Telling the baby’s father I am pregnant; he was dumbstruck

I had to master all my strength and confidence to face my hardest task yet: telling the father of my baby that we had a child. He was the first love of my life and I did almost anything for him. Our relationship had lasted one year. He was my prince charming, with all the qualities I felt would make a nice husband. Ironically the day the baby was conceived was the very day we broke up. We quarreled about our relationship and parted ways. I was devastated: we tried to remain friends but there were so many issues, that I decided to cut him out of my life completely and this caused us to dislike each other, so we stopped communicating altogether.

When I saw him my legs felt like jelly and I thought of running back home

The day I decided to tell him about our pregnancy I was very nervous but I knew that whatever his decision I would keep my baby. I called him up one morning and we agreed to meet later that day.

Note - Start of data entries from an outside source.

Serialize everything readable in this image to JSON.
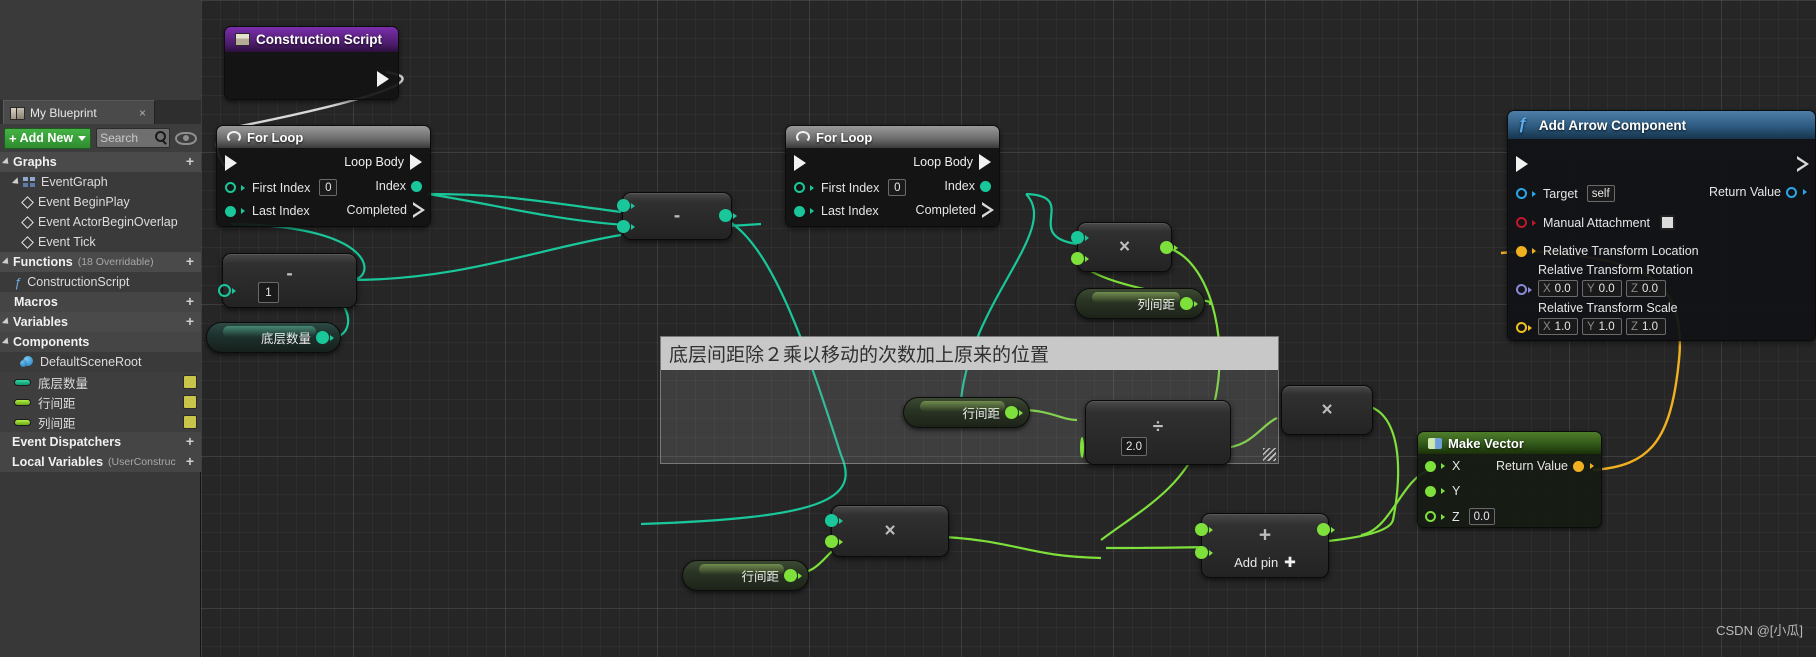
{
  "app": {
    "watermark": "CSDN @[小瓜]"
  },
  "sidebar": {
    "tab": {
      "label": "My Blueprint",
      "icon": "book-icon",
      "close": "×"
    },
    "toolbar": {
      "add_new_label": "Add New",
      "add_new_plus": "+",
      "search_placeholder": "Search",
      "search_value": "",
      "search_icon": "magnifier-icon",
      "eye_icon": "eye-icon"
    },
    "sections": [
      {
        "id": "graphs",
        "label": "Graphs",
        "suffix": "",
        "kind": "section",
        "icon": "triangle-collapse-icon",
        "add": "+"
      },
      {
        "id": "eventgraph",
        "label": "EventGraph",
        "suffix": "",
        "kind": "item",
        "icon": "eventgraph-icon",
        "indent": 1
      },
      {
        "id": "event-beginplay",
        "label": "Event BeginPlay",
        "suffix": "",
        "kind": "item",
        "icon": "diamond-icon",
        "indent": 2
      },
      {
        "id": "event-actorbeginoverlap",
        "label": "Event ActorBeginOverlap",
        "suffix": "",
        "kind": "item",
        "icon": "diamond-icon",
        "indent": 2
      },
      {
        "id": "event-tick",
        "label": "Event Tick",
        "suffix": "",
        "kind": "item",
        "icon": "diamond-icon",
        "indent": 2
      },
      {
        "id": "functions",
        "label": "Functions",
        "suffix": "(18 Overridable)",
        "kind": "section",
        "icon": "triangle-collapse-icon",
        "add": "+"
      },
      {
        "id": "constructionscript",
        "label": "ConstructionScript",
        "suffix": "",
        "kind": "item",
        "icon": "function-icon",
        "indent": 1
      },
      {
        "id": "macros",
        "label": "Macros",
        "suffix": "",
        "kind": "section-plain",
        "icon": "",
        "add": "+"
      },
      {
        "id": "variables",
        "label": "Variables",
        "suffix": "",
        "kind": "section",
        "icon": "triangle-collapse-icon",
        "add": "+"
      },
      {
        "id": "components",
        "label": "Components",
        "suffix": "",
        "kind": "section",
        "icon": "triangle-collapse-icon",
        "add": ""
      },
      {
        "id": "defaultsceneroot",
        "label": "DefaultSceneRoot",
        "suffix": "",
        "kind": "item",
        "icon": "sphere-icon",
        "indent": 2
      },
      {
        "id": "var-dicengshuliang",
        "label": "底层数量",
        "suffix": "",
        "kind": "variable",
        "color": "#19c79a"
      },
      {
        "id": "var-hangjianju",
        "label": "行间距",
        "suffix": "",
        "kind": "variable",
        "color": "#7ee03a"
      },
      {
        "id": "var-liejianju",
        "label": "列间距",
        "suffix": "",
        "kind": "variable",
        "color": "#7ee03a"
      },
      {
        "id": "event-dispatchers",
        "label": "Event Dispatchers",
        "suffix": "",
        "kind": "section-plain",
        "icon": "",
        "add": "+"
      },
      {
        "id": "local-variables",
        "label": "Local Variables",
        "suffix": "(UserConstruc",
        "kind": "section-plain",
        "icon": "",
        "add": "+"
      }
    ]
  },
  "graph": {
    "nodes": {
      "construction_script": {
        "title": "Construction Script",
        "icon": "construction-script-icon",
        "out_exec": "exec-out-pin"
      },
      "for_loop_1": {
        "title": "For Loop",
        "icon": "loop-icon",
        "inputs": [
          {
            "name": "exec-in",
            "label": ""
          },
          {
            "name": "first-index",
            "label": "First Index",
            "value": "0"
          },
          {
            "name": "last-index",
            "label": "Last Index",
            "value": ""
          }
        ],
        "outputs": [
          {
            "name": "loop-body",
            "label": "Loop Body"
          },
          {
            "name": "index",
            "label": "Index"
          },
          {
            "name": "completed",
            "label": "Completed"
          }
        ]
      },
      "for_loop_2": {
        "title": "For Loop",
        "icon": "loop-icon",
        "inputs": [
          {
            "name": "exec-in",
            "label": ""
          },
          {
            "name": "first-index",
            "label": "First Index",
            "value": "0"
          },
          {
            "name": "last-index",
            "label": "Last Index",
            "value": ""
          }
        ],
        "outputs": [
          {
            "name": "loop-body",
            "label": "Loop Body"
          },
          {
            "name": "index",
            "label": "Index"
          },
          {
            "name": "completed",
            "label": "Completed"
          }
        ]
      },
      "add_arrow_component": {
        "title": "Add Arrow Component",
        "icon": "function-f-icon",
        "target_label": "Target",
        "target_value": "self",
        "manual_attachment_label": "Manual Attachment",
        "manual_attachment_checked": false,
        "relative_transform_location_label": "Relative Transform Location",
        "relative_transform_rotation_label": "Relative Transform Rotation",
        "rotation": {
          "x_label": "X",
          "x": "0.0",
          "y_label": "Y",
          "y": "0.0",
          "z_label": "Z",
          "z": "0.0"
        },
        "relative_transform_scale_label": "Relative Transform Scale",
        "scale": {
          "x_label": "X",
          "x": "1.0",
          "y_label": "Y",
          "y": "1.0",
          "z_label": "Z",
          "z": "1.0"
        },
        "return_value_label": "Return Value"
      },
      "make_vector": {
        "title": "Make Vector",
        "icon": "make-vector-icon",
        "inputs": [
          {
            "name": "x",
            "label": "X"
          },
          {
            "name": "y",
            "label": "Y"
          },
          {
            "name": "z",
            "label": "Z",
            "value": "0.0"
          }
        ],
        "return_value_label": "Return Value"
      },
      "subtract_1": {
        "glyph": "-",
        "value": "1",
        "op": "subtract"
      },
      "subtract_2": {
        "glyph": "-",
        "op": "subtract"
      },
      "multiply_top": {
        "glyph": "×",
        "op": "multiply"
      },
      "multiply_mid": {
        "glyph": "×",
        "op": "multiply"
      },
      "multiply_bottom": {
        "glyph": "×",
        "op": "multiply"
      },
      "divide": {
        "glyph": "÷",
        "value": "2.0",
        "op": "divide"
      },
      "add_node": {
        "glyph": "+",
        "add_pin_label": "Add pin",
        "add_pin_glyph": "✚",
        "op": "add"
      }
    },
    "getters": {
      "dicengshuliang": "底层数量",
      "liejianju": "列间距",
      "hangjianju_comment": "行间距",
      "hangjianju_bottom": "行间距"
    },
    "comment": {
      "title": "底层间距除２乘以移动的次数加上原来的位置"
    }
  },
  "colors": {
    "exec_white": "#f2f2f2",
    "int_teal": "#19c79a",
    "float_green": "#7ee03a",
    "object_blue": "#2aa7e8",
    "bool_red": "#c0172a",
    "vector_yellow": "#f0b020",
    "rotator_purple": "#8a8ad8",
    "canvas_bg": "#262626"
  }
}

When I saw him my legs felt like jelly and I thought of running back home. But he deserved to know and I owed it to my daughter to tell him. Due to our cold relationship there was no time to be pretentious. As soon as I sat down next to him I cut to the chase. ‘I’m six months pregnant with our baby girl.’ I blurted. It sounded so odd. I felt a great relief though at the same time very unconventional. Is this the way it happens? Is that really how women tell it to their men when the unthinkable happens? Strangely, I had practiced a speech of reason, hope and love in front of the mirror about twenty times, but that was practice not reality.

Who is the father because it can’t be me?

He was dumbstruck. He recovered quickly and asked all the stupid questions I had not expected like, ‘…are you sure? When did it happen? Who is the father because it can’t be me?’ I told him I was keeping the baby but I was giving him a chance so that our child would have the opportunity to relate with him and know who her father was.

Sadly he refused to take responsibility but that did not bring me down. At first he said that he needed time to think about it, but seemed confused and unsure about the whole fiasco. As far as I am concerned I tried and that was his last chance to be in my life and that of my daughter.

Now he wants a paternity test but I do not think there is any point. I have gotten this far without him, and it is such an insult for him to ask me to go through tests when I know without a doubt he is the father of my child.

He no longer communicates and I do not think I will ever want to get back with him.